Travailleur social blâmé

Le travailleur social chargé du suivi de Jonathan, selon l'ordonnance de protection, a aussi été pointé du doigt par la juge pour son inactivité face à ce jeune, qui connaît d'importants problèmes. Il est suivi en pédopsychiatrie depuis l'âge de six ans, et il a été abandonné par sa mère.

Jonathan aurait demandé de voir le travailleur social dès sa mise en isolement, et ce, à plusieurs reprises. Celui-ci tente de lui téléphoner à quelques reprises et prend finalement rendez-vous avec lui neuf jours après sa mise en isolement. Il rate toutefois le rendez-vous, et ne le voit que deux semaines plus tard.

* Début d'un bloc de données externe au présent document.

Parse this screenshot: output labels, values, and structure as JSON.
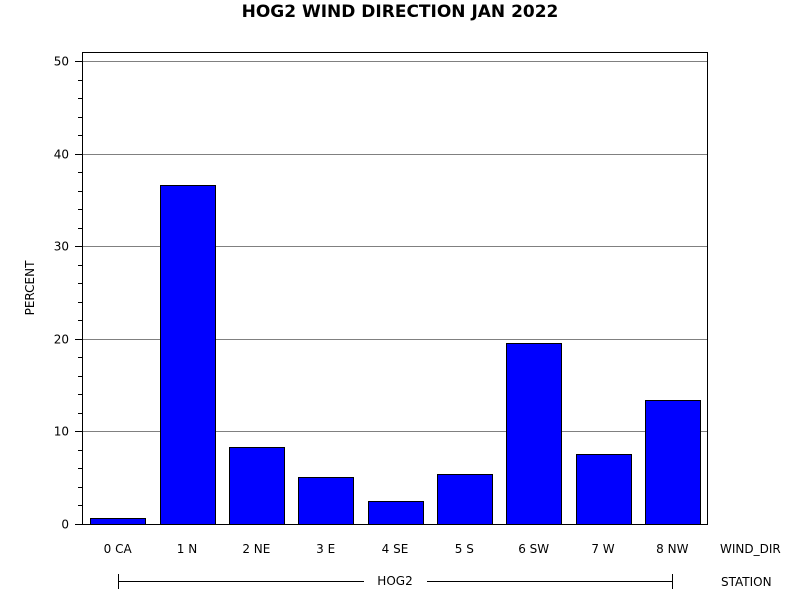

De plus, il n'a jamais mis en œuvre le plan d'intervention qu'il a préparé pour Jonathan au mois d'août 2014, et ne le voit qu'aux six semaines, lors de ses rendez-vous médicaux. Selon la juge Allaire, cela contrevient à ses obligations envers le jeune en vertu de l'ordonnance de protection.

L'avocate de Jonathan a demandé une lettre d'excuses de la part du Centre jeunesse de la Montérégie. La juge Allaire a toutefois conclu que ce n'était pas nécessaire, puisque le jeune a atteint ses 18 ans depuis ces événements. Il n'est donc plus protégé en vertu de la Loi sur la protection de la jeunesse. Il a été transféré dans un institut de santé mentale, et y demeure volontairement.

Selon La Presse, le Centre jeunesse de la Montérégie applique désormais la recommandation d'avertir la Directrice de la protection de la jeunesse chaque 24 heures lorsqu'une telle situation se présente.

«On fait face à des jeunes qui portent de grandes souffrances, qui font face à de grandes difficultés. Je vous assure qu'on tente de les accompagner du mieux qu'on peut», affirme Josée Morneau, porte-parole de la DPJ.